Kudüs
İsrail’de son 3,5 yılda 5’inci kez yapılan erken seçimde, eski başbakan ve muhalefet lideri Binyamin Netanyahu’nun başını çektiği sağ blok, 120 sandalyeli İsrail Meclisi'ne 64 milletvekili göndererek açık bir zafer kazandı.
Bu sonuçlara göre, Netanyahu liderliğindeki blokta yer alan aşırıcı-ırkçı Dini Siyonizm ve “Yahudi Gücü” partilerinin oluşturduğu liste, 14 milletvekiliyle yarışı üçüncü bitirdi. Filistinlilere yönelik ırkçı ve ayrımcı söylemleri nedeniyle eleştirilen bu partilerinin yeni hükümette söz sahibi olması bekleniyor.
Mevcut Başbakan Yair Lapid’in öncülük ettiği koalisyon hükümeti, birbirinden farklı çok sayıda partiyi barındıran ve ülkenin siyasi tarihinde ilk kez Arap partilerini de içine alan koalisyon durumundayken, Netanyahu’nun seçime birlikte girerek zafer kazanan sağ bloku ise yalnızca Ultra-Ortodoks Yahudi (Haredi) dini partiler ve aşırı sağcı partilerden oluşuyor.
İsrail böylelikle bu seçimler sonucunda, ülkenin siyasi tarihinde, en fazla çeşitlilik barındıran koalisyon hükümetinden en sağcı koalisyon hükümetine geçmiş oldu.
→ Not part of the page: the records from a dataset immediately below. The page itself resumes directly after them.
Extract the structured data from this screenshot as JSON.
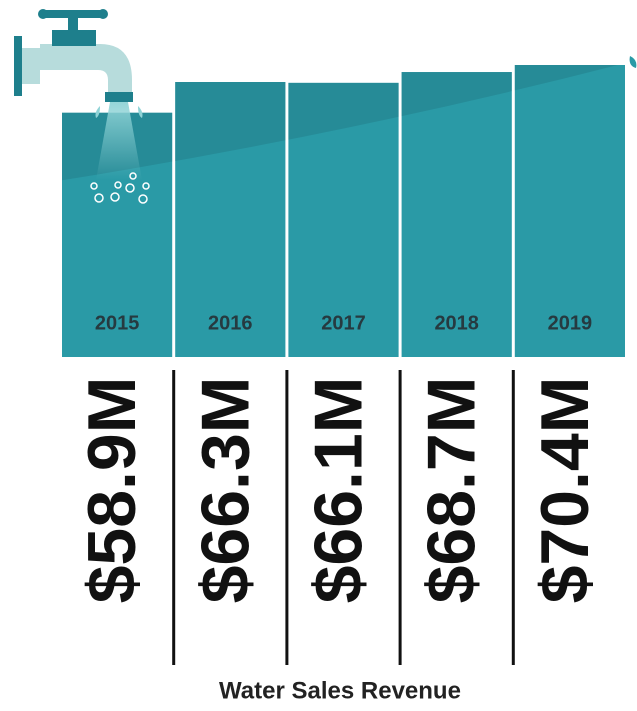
{
  "chart_data": {
    "type": "bar",
    "title": "Water Sales Revenue",
    "categories": [
      "2015",
      "2016",
      "2017",
      "2018",
      "2019"
    ],
    "values": [
      58.9,
      66.3,
      66.1,
      68.7,
      70.4
    ],
    "value_labels": [
      "$58.9M",
      "$66.3M",
      "$66.1M",
      "$68.7M",
      "$70.4M"
    ],
    "color": "#2a9aa6"
  }
}
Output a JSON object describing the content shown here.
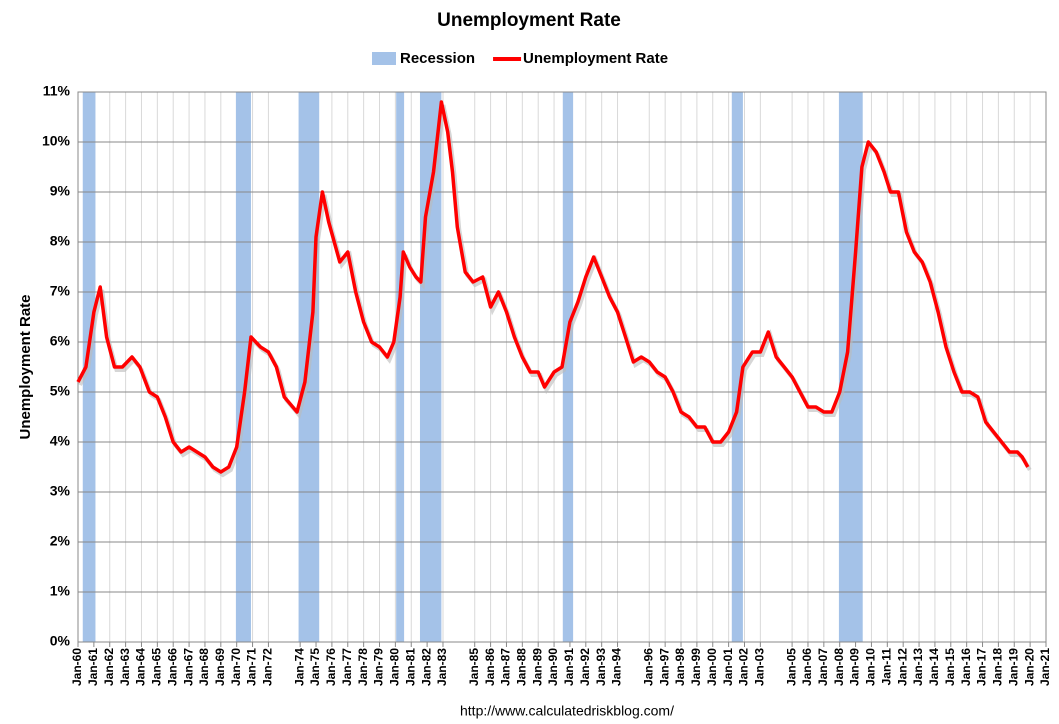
{
  "chart_data": {
    "type": "line",
    "title": "Unemployment Rate",
    "y_label": "Unemployment Rate",
    "source": "http://www.calculatedriskblog.com/",
    "xlim": [
      1960,
      2021
    ],
    "ylim": [
      0,
      11
    ],
    "grid": true,
    "legend": "top",
    "yticks": [
      {
        "value": 0,
        "label": "0%"
      },
      {
        "value": 1,
        "label": "1%"
      },
      {
        "value": 2,
        "label": "2%"
      },
      {
        "value": 3,
        "label": "3%"
      },
      {
        "value": 4,
        "label": "4%"
      },
      {
        "value": 5,
        "label": "5%"
      },
      {
        "value": 6,
        "label": "6%"
      },
      {
        "value": 7,
        "label": "7%"
      },
      {
        "value": 8,
        "label": "8%"
      },
      {
        "value": 9,
        "label": "9%"
      },
      {
        "value": 10,
        "label": "10%"
      },
      {
        "value": 11,
        "label": "11%"
      }
    ],
    "xticks": [
      {
        "value": 1960,
        "label": "Jan-60"
      },
      {
        "value": 1961,
        "label": "Jan-61"
      },
      {
        "value": 1962,
        "label": "Jan-62"
      },
      {
        "value": 1963,
        "label": "Jan-63"
      },
      {
        "value": 1964,
        "label": "Jan-64"
      },
      {
        "value": 1965,
        "label": "Jan-65"
      },
      {
        "value": 1966,
        "label": "Jan-66"
      },
      {
        "value": 1967,
        "label": "Jan-67"
      },
      {
        "value": 1968,
        "label": "Jan-68"
      },
      {
        "value": 1969,
        "label": "Jan-69"
      },
      {
        "value": 1970,
        "label": "Jan-70"
      },
      {
        "value": 1971,
        "label": "Jan-71"
      },
      {
        "value": 1972,
        "label": "Jan-72"
      },
      {
        "value": 1974,
        "label": "Jan-74"
      },
      {
        "value": 1975,
        "label": "Jan-75"
      },
      {
        "value": 1976,
        "label": "Jan-76"
      },
      {
        "value": 1977,
        "label": "Jan-77"
      },
      {
        "value": 1978,
        "label": "Jan-78"
      },
      {
        "value": 1979,
        "label": "Jan-79"
      },
      {
        "value": 1980,
        "label": "Jan-80"
      },
      {
        "value": 1981,
        "label": "Jan-81"
      },
      {
        "value": 1982,
        "label": "Jan-82"
      },
      {
        "value": 1983,
        "label": "Jan-83"
      },
      {
        "value": 1985,
        "label": "Jan-85"
      },
      {
        "value": 1986,
        "label": "Jan-86"
      },
      {
        "value": 1987,
        "label": "Jan-87"
      },
      {
        "value": 1988,
        "label": "Jan-88"
      },
      {
        "value": 1989,
        "label": "Jan-89"
      },
      {
        "value": 1990,
        "label": "Jan-90"
      },
      {
        "value": 1991,
        "label": "Jan-91"
      },
      {
        "value": 1992,
        "label": "Jan-92"
      },
      {
        "value": 1993,
        "label": "Jan-93"
      },
      {
        "value": 1994,
        "label": "Jan-94"
      },
      {
        "value": 1996,
        "label": "Jan-96"
      },
      {
        "value": 1997,
        "label": "Jan-97"
      },
      {
        "value": 1998,
        "label": "Jan-98"
      },
      {
        "value": 1999,
        "label": "Jan-99"
      },
      {
        "value": 2000,
        "label": "Jan-00"
      },
      {
        "value": 2001,
        "label": "Jan-01"
      },
      {
        "value": 2002,
        "label": "Jan-02"
      },
      {
        "value": 2003,
        "label": "Jan-03"
      },
      {
        "value": 2005,
        "label": "Jan-05"
      },
      {
        "value": 2006,
        "label": "Jan-06"
      },
      {
        "value": 2007,
        "label": "Jan-07"
      },
      {
        "value": 2008,
        "label": "Jan-08"
      },
      {
        "value": 2009,
        "label": "Jan-09"
      },
      {
        "value": 2010,
        "label": "Jan-10"
      },
      {
        "value": 2011,
        "label": "Jan-11"
      },
      {
        "value": 2012,
        "label": "Jan-12"
      },
      {
        "value": 2013,
        "label": "Jan-13"
      },
      {
        "value": 2014,
        "label": "Jan-14"
      },
      {
        "value": 2015,
        "label": "Jan-15"
      },
      {
        "value": 2016,
        "label": "Jan-16"
      },
      {
        "value": 2017,
        "label": "Jan-17"
      },
      {
        "value": 2018,
        "label": "Jan-18"
      },
      {
        "value": 2019,
        "label": "Jan-19"
      },
      {
        "value": 2020,
        "label": "Jan-20"
      },
      {
        "value": 2021,
        "label": "Jan-21"
      }
    ],
    "series": [
      {
        "name": "Recession",
        "color": "#a4c2e8",
        "type": "band",
        "ranges": [
          [
            1960.3,
            1961.1
          ],
          [
            1969.95,
            1970.9
          ],
          [
            1973.9,
            1975.2
          ],
          [
            1980.05,
            1980.55
          ],
          [
            1981.55,
            1982.9
          ],
          [
            1990.55,
            1991.2
          ],
          [
            2001.2,
            2001.9
          ],
          [
            2007.95,
            2009.45
          ]
        ]
      },
      {
        "name": "Unemployment Rate",
        "color": "#ff0000",
        "type": "line",
        "x": [
          1960.0,
          1960.5,
          1961.0,
          1961.4,
          1961.8,
          1962.3,
          1962.8,
          1963.4,
          1963.9,
          1964.5,
          1965.0,
          1965.5,
          1966.0,
          1966.5,
          1967.0,
          1967.5,
          1968.0,
          1968.5,
          1969.0,
          1969.5,
          1970.0,
          1970.5,
          1970.9,
          1971.5,
          1972.0,
          1972.5,
          1973.0,
          1973.8,
          1974.3,
          1974.8,
          1975.0,
          1975.4,
          1975.8,
          1976.5,
          1977.0,
          1977.5,
          1978.0,
          1978.5,
          1979.0,
          1979.5,
          1979.9,
          1980.3,
          1980.5,
          1980.9,
          1981.3,
          1981.6,
          1981.9,
          1982.4,
          1982.9,
          1983.3,
          1983.6,
          1983.9,
          1984.4,
          1984.9,
          1985.5,
          1986.0,
          1986.5,
          1987.0,
          1987.5,
          1988.0,
          1988.5,
          1989.0,
          1989.4,
          1990.0,
          1990.5,
          1991.0,
          1991.5,
          1992.0,
          1992.5,
          1993.0,
          1993.5,
          1994.0,
          1994.5,
          1995.0,
          1995.5,
          1996.0,
          1996.5,
          1997.0,
          1997.5,
          1998.0,
          1998.5,
          1999.0,
          1999.5,
          2000.0,
          2000.5,
          2001.0,
          2001.5,
          2001.9,
          2002.5,
          2003.0,
          2003.5,
          2004.0,
          2004.5,
          2005.0,
          2005.5,
          2006.0,
          2006.5,
          2007.0,
          2007.5,
          2008.0,
          2008.5,
          2009.0,
          2009.4,
          2009.8,
          2010.3,
          2010.8,
          2011.2,
          2011.7,
          2012.2,
          2012.7,
          2013.2,
          2013.7,
          2014.2,
          2014.7,
          2015.2,
          2015.7,
          2016.2,
          2016.7,
          2017.2,
          2017.7,
          2018.2,
          2018.7,
          2019.2,
          2019.5,
          2019.85
        ],
        "values": [
          5.2,
          5.5,
          6.6,
          7.1,
          6.1,
          5.5,
          5.5,
          5.7,
          5.5,
          5.0,
          4.9,
          4.5,
          4.0,
          3.8,
          3.9,
          3.8,
          3.7,
          3.5,
          3.4,
          3.5,
          3.9,
          5.0,
          6.1,
          5.9,
          5.8,
          5.5,
          4.9,
          4.6,
          5.2,
          6.6,
          8.1,
          9.0,
          8.4,
          7.6,
          7.8,
          7.0,
          6.4,
          6.0,
          5.9,
          5.7,
          6.0,
          6.9,
          7.8,
          7.5,
          7.3,
          7.2,
          8.5,
          9.4,
          10.8,
          10.2,
          9.4,
          8.3,
          7.4,
          7.2,
          7.3,
          6.7,
          7.0,
          6.6,
          6.1,
          5.7,
          5.4,
          5.4,
          5.1,
          5.4,
          5.5,
          6.4,
          6.8,
          7.3,
          7.7,
          7.3,
          6.9,
          6.6,
          6.1,
          5.6,
          5.7,
          5.6,
          5.4,
          5.3,
          5.0,
          4.6,
          4.5,
          4.3,
          4.3,
          4.0,
          4.0,
          4.2,
          4.6,
          5.5,
          5.8,
          5.8,
          6.2,
          5.7,
          5.5,
          5.3,
          5.0,
          4.7,
          4.7,
          4.6,
          4.6,
          5.0,
          5.8,
          7.8,
          9.5,
          10.0,
          9.8,
          9.4,
          9.0,
          9.0,
          8.2,
          7.8,
          7.6,
          7.2,
          6.6,
          5.9,
          5.4,
          5.0,
          5.0,
          4.9,
          4.4,
          4.2,
          4.0,
          3.8,
          3.8,
          3.7,
          3.5
        ]
      }
    ]
  }
}
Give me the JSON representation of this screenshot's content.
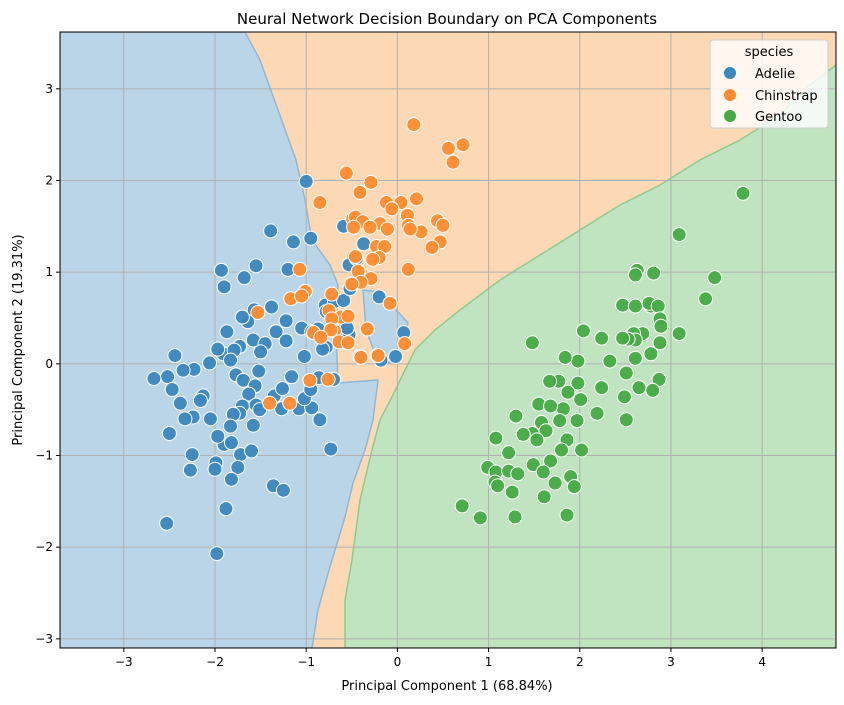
{
  "chart_data": {
    "type": "scatter",
    "title": "Neural Network Decision Boundary on PCA Components",
    "xlabel": "Principal Component 1 (68.84%)",
    "ylabel": "Principal Component 2 (19.31%)",
    "xlim": [
      -3.7,
      4.81
    ],
    "ylim": [
      -3.1,
      3.62
    ],
    "xticks": [
      -3,
      -2,
      -1,
      0,
      1,
      2,
      3,
      4
    ],
    "yticks": [
      -3,
      -2,
      -1,
      0,
      1,
      2,
      3
    ],
    "grid": true,
    "legend": {
      "title": "species",
      "placement": "top-right"
    },
    "decision_regions": true,
    "colors": {
      "Adelie": "#3a87bf",
      "Chinstrap": "#ff8c2e",
      "Gentoo": "#44ab44",
      "region_Adelie": "#bad5e8",
      "region_Chinstrap": "#fdd8b5",
      "region_Gentoo": "#c0e3c0"
    },
    "series": [
      {
        "name": "Adelie",
        "points": [
          [
            -1.0,
            1.99
          ],
          [
            -1.39,
            1.45
          ],
          [
            -1.14,
            1.33
          ],
          [
            -1.68,
            0.94
          ],
          [
            -1.93,
            1.02
          ],
          [
            -1.9,
            0.84
          ],
          [
            -1.55,
            1.07
          ],
          [
            -0.95,
            1.37
          ],
          [
            -0.59,
            1.5
          ],
          [
            -0.37,
            1.31
          ],
          [
            -1.2,
            1.03
          ],
          [
            -0.79,
            0.64
          ],
          [
            -0.69,
            0.68
          ],
          [
            -0.59,
            0.69
          ],
          [
            -0.78,
            0.57
          ],
          [
            -0.52,
            0.82
          ],
          [
            -0.53,
            1.08
          ],
          [
            -0.45,
            1.15
          ],
          [
            -0.2,
            0.73
          ],
          [
            0.07,
            0.34
          ],
          [
            -1.38,
            0.62
          ],
          [
            -1.57,
            0.59
          ],
          [
            -1.64,
            0.46
          ],
          [
            -1.7,
            0.51
          ],
          [
            -1.58,
            0.26
          ],
          [
            -1.73,
            0.19
          ],
          [
            -1.87,
            0.35
          ],
          [
            -1.91,
            0.11
          ],
          [
            -1.97,
            0.16
          ],
          [
            -2.06,
            0.01
          ],
          [
            -2.23,
            -0.06
          ],
          [
            -2.35,
            -0.07
          ],
          [
            -2.52,
            -0.14
          ],
          [
            -2.67,
            -0.16
          ],
          [
            -2.44,
            0.09
          ],
          [
            -1.79,
            0.15
          ],
          [
            -1.83,
            0.04
          ],
          [
            -1.77,
            -0.12
          ],
          [
            -1.69,
            -0.18
          ],
          [
            -1.56,
            -0.24
          ],
          [
            -1.52,
            -0.08
          ],
          [
            -1.63,
            -0.33
          ],
          [
            -1.55,
            -0.45
          ],
          [
            -1.7,
            -0.46
          ],
          [
            -1.73,
            -0.54
          ],
          [
            -1.8,
            -0.55
          ],
          [
            -1.83,
            -0.68
          ],
          [
            -1.9,
            -0.88
          ],
          [
            -2.13,
            -0.35
          ],
          [
            -2.16,
            -0.4
          ],
          [
            -2.05,
            -0.6
          ],
          [
            -2.24,
            -0.58
          ],
          [
            -2.33,
            -0.6
          ],
          [
            -2.38,
            -0.43
          ],
          [
            -2.47,
            -0.28
          ],
          [
            -2.5,
            -0.76
          ],
          [
            -2.25,
            -0.99
          ],
          [
            -2.27,
            -1.16
          ],
          [
            -1.99,
            -1.08
          ],
          [
            -2.0,
            -1.15
          ],
          [
            -1.97,
            -0.79
          ],
          [
            -1.82,
            -0.86
          ],
          [
            -1.72,
            -0.99
          ],
          [
            -1.75,
            -1.13
          ],
          [
            -1.6,
            -0.95
          ],
          [
            -1.58,
            -0.67
          ],
          [
            -1.51,
            -0.5
          ],
          [
            -1.35,
            -0.35
          ],
          [
            -1.27,
            -0.49
          ],
          [
            -1.26,
            -0.27
          ],
          [
            -1.08,
            -0.49
          ],
          [
            -0.94,
            -0.48
          ],
          [
            -0.85,
            -0.61
          ],
          [
            -1.02,
            -0.38
          ],
          [
            -1.36,
            -1.33
          ],
          [
            -1.25,
            -1.38
          ],
          [
            -1.82,
            -1.26
          ],
          [
            -1.88,
            -1.58
          ],
          [
            -2.53,
            -1.74
          ],
          [
            -1.98,
            -2.07
          ],
          [
            -0.73,
            -0.93
          ],
          [
            -0.95,
            -0.28
          ],
          [
            -1.16,
            -0.14
          ],
          [
            -0.86,
            -0.15
          ],
          [
            -0.7,
            -0.17
          ],
          [
            -1.02,
            0.08
          ],
          [
            -0.78,
            0.18
          ],
          [
            -0.58,
            0.24
          ],
          [
            -0.61,
            0.36
          ],
          [
            -0.53,
            0.32
          ],
          [
            -0.55,
            0.39
          ],
          [
            -0.87,
            0.38
          ],
          [
            -0.82,
            0.16
          ],
          [
            -1.05,
            0.39
          ],
          [
            -0.94,
            0.35
          ],
          [
            -1.22,
            0.47
          ],
          [
            -1.33,
            0.35
          ],
          [
            -1.22,
            0.25
          ],
          [
            -0.18,
            0.04
          ],
          [
            -0.02,
            0.08
          ],
          [
            -0.22,
            0.09
          ],
          [
            -0.41,
            0.08
          ],
          [
            -1.45,
            0.22
          ],
          [
            -1.5,
            0.13
          ]
        ]
      },
      {
        "name": "Chinstrap",
        "points": [
          [
            0.18,
            2.61
          ],
          [
            0.72,
            2.39
          ],
          [
            0.56,
            2.35
          ],
          [
            0.61,
            2.2
          ],
          [
            -0.56,
            2.08
          ],
          [
            -0.41,
            1.87
          ],
          [
            -0.29,
            1.98
          ],
          [
            -0.85,
            1.76
          ],
          [
            -0.12,
            1.76
          ],
          [
            0.04,
            1.76
          ],
          [
            -0.06,
            1.69
          ],
          [
            0.21,
            1.8
          ],
          [
            0.11,
            1.62
          ],
          [
            0.12,
            1.51
          ],
          [
            -0.49,
            1.58
          ],
          [
            -0.46,
            1.6
          ],
          [
            -0.38,
            1.55
          ],
          [
            -0.19,
            1.53
          ],
          [
            -0.11,
            1.47
          ],
          [
            -0.3,
            1.49
          ],
          [
            -0.48,
            1.49
          ],
          [
            0.26,
            1.44
          ],
          [
            0.44,
            1.56
          ],
          [
            0.5,
            1.51
          ],
          [
            0.47,
            1.33
          ],
          [
            0.38,
            1.27
          ],
          [
            0.14,
            1.47
          ],
          [
            -0.23,
            1.28
          ],
          [
            -0.14,
            1.28
          ],
          [
            -0.46,
            1.17
          ],
          [
            -0.2,
            1.16
          ],
          [
            -0.27,
            1.14
          ],
          [
            -0.43,
            1.01
          ],
          [
            -0.29,
            0.93
          ],
          [
            -0.4,
            0.89
          ],
          [
            -0.5,
            0.87
          ],
          [
            0.12,
            1.03
          ],
          [
            -1.07,
            1.03
          ],
          [
            -0.72,
            0.76
          ],
          [
            -0.08,
            0.66
          ],
          [
            0.08,
            0.22
          ],
          [
            -0.75,
            0.58
          ],
          [
            -0.62,
            0.51
          ],
          [
            -0.54,
            0.52
          ],
          [
            -0.72,
            0.49
          ],
          [
            -0.69,
            0.36
          ],
          [
            -0.73,
            0.37
          ],
          [
            -0.64,
            0.24
          ],
          [
            -0.54,
            0.23
          ],
          [
            -0.4,
            0.07
          ],
          [
            -0.21,
            0.09
          ],
          [
            -1.17,
            0.71
          ],
          [
            -1.01,
            0.79
          ],
          [
            -0.33,
            0.38
          ],
          [
            -0.92,
            0.34
          ],
          [
            -0.84,
            0.29
          ],
          [
            -1.53,
            0.56
          ],
          [
            -0.76,
            -0.17
          ],
          [
            -0.96,
            -0.18
          ],
          [
            -1.4,
            -0.43
          ],
          [
            -1.18,
            -0.43
          ],
          [
            -1.05,
            0.74
          ]
        ]
      },
      {
        "name": "Gentoo",
        "points": [
          [
            3.79,
            1.86
          ],
          [
            3.09,
            1.41
          ],
          [
            3.48,
            0.94
          ],
          [
            3.38,
            0.71
          ],
          [
            2.63,
            1.02
          ],
          [
            2.61,
            0.97
          ],
          [
            2.81,
            0.99
          ],
          [
            2.47,
            0.64
          ],
          [
            2.61,
            0.63
          ],
          [
            2.78,
            0.63
          ],
          [
            2.76,
            0.66
          ],
          [
            2.86,
            0.63
          ],
          [
            2.88,
            0.49
          ],
          [
            2.89,
            0.41
          ],
          [
            3.09,
            0.33
          ],
          [
            2.88,
            0.23
          ],
          [
            2.69,
            0.33
          ],
          [
            2.59,
            0.33
          ],
          [
            2.61,
            0.26
          ],
          [
            2.53,
            0.27
          ],
          [
            2.47,
            0.28
          ],
          [
            2.78,
            0.11
          ],
          [
            2.61,
            0.06
          ],
          [
            2.87,
            -0.17
          ],
          [
            2.8,
            -0.29
          ],
          [
            2.65,
            -0.26
          ],
          [
            2.51,
            -0.1
          ],
          [
            2.49,
            -0.36
          ],
          [
            2.51,
            -0.61
          ],
          [
            2.24,
            -0.26
          ],
          [
            2.24,
            0.28
          ],
          [
            2.04,
            0.36
          ],
          [
            2.33,
            0.03
          ],
          [
            1.98,
            0.03
          ],
          [
            1.84,
            0.07
          ],
          [
            1.48,
            0.23
          ],
          [
            2.19,
            -0.54
          ],
          [
            2.01,
            -0.39
          ],
          [
            1.98,
            -0.21
          ],
          [
            1.77,
            -0.19
          ],
          [
            1.67,
            -0.19
          ],
          [
            1.87,
            -0.31
          ],
          [
            1.82,
            -0.49
          ],
          [
            1.55,
            -0.44
          ],
          [
            1.68,
            -0.46
          ],
          [
            1.48,
            -0.76
          ],
          [
            1.3,
            -0.57
          ],
          [
            1.58,
            -0.64
          ],
          [
            1.63,
            -0.73
          ],
          [
            1.78,
            -0.62
          ],
          [
            1.86,
            -0.83
          ],
          [
            1.97,
            -0.62
          ],
          [
            2.02,
            -0.94
          ],
          [
            1.8,
            -0.94
          ],
          [
            1.53,
            -0.83
          ],
          [
            1.38,
            -0.77
          ],
          [
            1.08,
            -0.81
          ],
          [
            1.22,
            -0.97
          ],
          [
            0.99,
            -1.13
          ],
          [
            1.08,
            -1.18
          ],
          [
            1.22,
            -1.17
          ],
          [
            1.32,
            -1.2
          ],
          [
            1.49,
            -1.1
          ],
          [
            1.68,
            -1.06
          ],
          [
            1.6,
            -1.18
          ],
          [
            1.73,
            -1.3
          ],
          [
            1.9,
            -1.23
          ],
          [
            1.94,
            -1.34
          ],
          [
            1.61,
            -1.45
          ],
          [
            1.26,
            -1.4
          ],
          [
            1.07,
            -1.29
          ],
          [
            0.91,
            -1.68
          ],
          [
            0.71,
            -1.55
          ],
          [
            1.29,
            -1.67
          ],
          [
            1.86,
            -1.65
          ],
          [
            1.1,
            -1.33
          ]
        ]
      }
    ]
  }
}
İsrail’de yükselişe geçen ırkçı politikacı: Itamar Ben-Gvir
Dini Siyonizm ile birlikte seçimlerden üçüncü büyük parti olarak çıkan “Yahudi Gücü” partisinin merkezinde, seçim sonrasında kutlamalarda Araplara karşı ırkçı sloganlar eşliğinde, danslarla sevinç gösterileri düzenlendi.
Yahudi Gücü lideri Itamar Ben-Gvir isminin, Netanyahu’nun kuracağı bir koalisyon hükümetinde yer alması olasılığı endişe yaratıyor.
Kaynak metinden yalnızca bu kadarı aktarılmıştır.